FinOps for bots: The measurement framework starts at the top and works down. For Ghosh, the top tier is business impact: revenue uplift, cost per process, fraud and error reduction, and customer experience tracked through NPS, resolution time, and SLAs. Beneath that sits operational efficiency: straight-through processing gains measured against two years prior, and FTE hours recovered through automation. As token-based pricing and GPU costs climb, cost measurement has to go deeper, down to the workflow and agent level. AI FinOps is simply the new bottom line. "The new element we're looking at from the AI economics side is token efficiency, tracking how many tokens are becoming useful versus the total tokens," said Ghosh. "As the GPU and compute become more expensive, we are also looking at the compute utilization side. We need to make sure that every cluster and compute is targeted enough to consume 70 to 90% of it."
The speed limit: Governance speed is itself a metric. "We are tracking the time to approve new use cases so that the LOBs have confidence in us. We want to accelerate governance so it is not slowing things down," he said. The operational layer borrows directly from SRE discipline. Ghosh looked at end-to-end workflow success rates across multi-agent runs, fallback trigger frequency, and exception recovery rates. The goal is to reduce multi-agent coordination inefficiencies in the same way SRE teams target incident rates in traditional systems. That operational discipline points to a larger strategic question, one that every enterprise building at this scale eventually faces.
The architectural clarity Ghosh described forces a practical question for every enterprise: what to build and what to buy. His answer turns on the distinction between proprietary and commoditized. The control plane belongs in-house. Ghosh was direct: this is the source of truth layer, and it must be rock solid, internally built, and hardened against the institution's evolving risk appetite, regulatory obligations, and operating model. It houses policy, identity, decision traces, model lineage, and runtime guardrails. That is the proprietary layer that regulators and auditors will lean on when something goes wrong.
Orchestration is different. As agent frameworks multiply and the ecosystem matures, platform teams are better served treating workflow engines, memory systems, and API and MCP layers as interchangeable components than building them from scratch. "When we are going from 10 workflow engines to 1 million workflow engines, or from one agent framework to 10 different agent frameworks that are interacting with API layers, MCP layers, and observability tools, those are very commodity building blocks," he said.

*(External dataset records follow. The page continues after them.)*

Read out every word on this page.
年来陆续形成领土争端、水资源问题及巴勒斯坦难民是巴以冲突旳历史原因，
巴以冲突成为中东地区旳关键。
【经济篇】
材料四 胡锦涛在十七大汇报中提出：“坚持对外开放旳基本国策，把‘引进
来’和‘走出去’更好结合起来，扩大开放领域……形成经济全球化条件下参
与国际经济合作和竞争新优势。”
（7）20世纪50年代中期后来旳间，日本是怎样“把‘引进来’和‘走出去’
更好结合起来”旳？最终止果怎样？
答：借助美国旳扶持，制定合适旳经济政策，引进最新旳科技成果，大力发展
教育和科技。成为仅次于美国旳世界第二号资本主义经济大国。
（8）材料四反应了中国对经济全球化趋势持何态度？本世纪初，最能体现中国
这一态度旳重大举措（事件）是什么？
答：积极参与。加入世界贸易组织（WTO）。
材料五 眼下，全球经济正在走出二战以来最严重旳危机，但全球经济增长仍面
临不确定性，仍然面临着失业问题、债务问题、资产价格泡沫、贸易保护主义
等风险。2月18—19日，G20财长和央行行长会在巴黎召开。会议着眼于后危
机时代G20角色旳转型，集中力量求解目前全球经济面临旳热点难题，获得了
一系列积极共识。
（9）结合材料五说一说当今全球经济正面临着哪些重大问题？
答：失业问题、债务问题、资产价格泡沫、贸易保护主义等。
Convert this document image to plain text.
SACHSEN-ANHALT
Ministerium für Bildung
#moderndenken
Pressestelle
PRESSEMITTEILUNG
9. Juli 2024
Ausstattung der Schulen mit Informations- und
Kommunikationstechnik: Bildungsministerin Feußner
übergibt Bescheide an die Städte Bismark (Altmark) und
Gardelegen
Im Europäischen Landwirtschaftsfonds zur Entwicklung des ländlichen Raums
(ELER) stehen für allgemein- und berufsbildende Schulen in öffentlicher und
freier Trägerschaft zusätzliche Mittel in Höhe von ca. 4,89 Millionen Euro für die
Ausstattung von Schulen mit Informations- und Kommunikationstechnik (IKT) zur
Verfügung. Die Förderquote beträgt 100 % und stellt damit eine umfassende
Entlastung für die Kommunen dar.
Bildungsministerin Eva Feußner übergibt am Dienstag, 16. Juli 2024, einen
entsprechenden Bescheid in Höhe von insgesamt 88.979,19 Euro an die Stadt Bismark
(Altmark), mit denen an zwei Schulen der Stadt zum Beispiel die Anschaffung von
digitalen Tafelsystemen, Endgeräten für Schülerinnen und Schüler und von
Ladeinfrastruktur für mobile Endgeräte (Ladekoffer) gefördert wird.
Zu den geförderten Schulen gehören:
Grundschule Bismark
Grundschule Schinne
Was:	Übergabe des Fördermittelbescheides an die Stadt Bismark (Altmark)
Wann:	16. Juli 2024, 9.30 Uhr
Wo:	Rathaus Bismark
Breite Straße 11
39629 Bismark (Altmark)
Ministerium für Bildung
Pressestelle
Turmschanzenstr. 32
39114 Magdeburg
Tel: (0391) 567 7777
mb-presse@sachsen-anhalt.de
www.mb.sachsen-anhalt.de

For technology leaders navigating this transition, the evidence is consistent: governance and execution must be architected separately from day one, or the speed of agentic AI will outrun the controls meant to govern it. The teams getting this right are not the ones with the most sophisticated models. They are the ones that built the plumbing first. "From the CIO and CTO lens, build your control plane like a bank builds its ledger," Ghosh concluded. "Most importantly, it should be precise, it should be immutable, it should be trusted, and leverage your orchestration like infrastructure. The control plane is the root, and orchestration is more like the engine."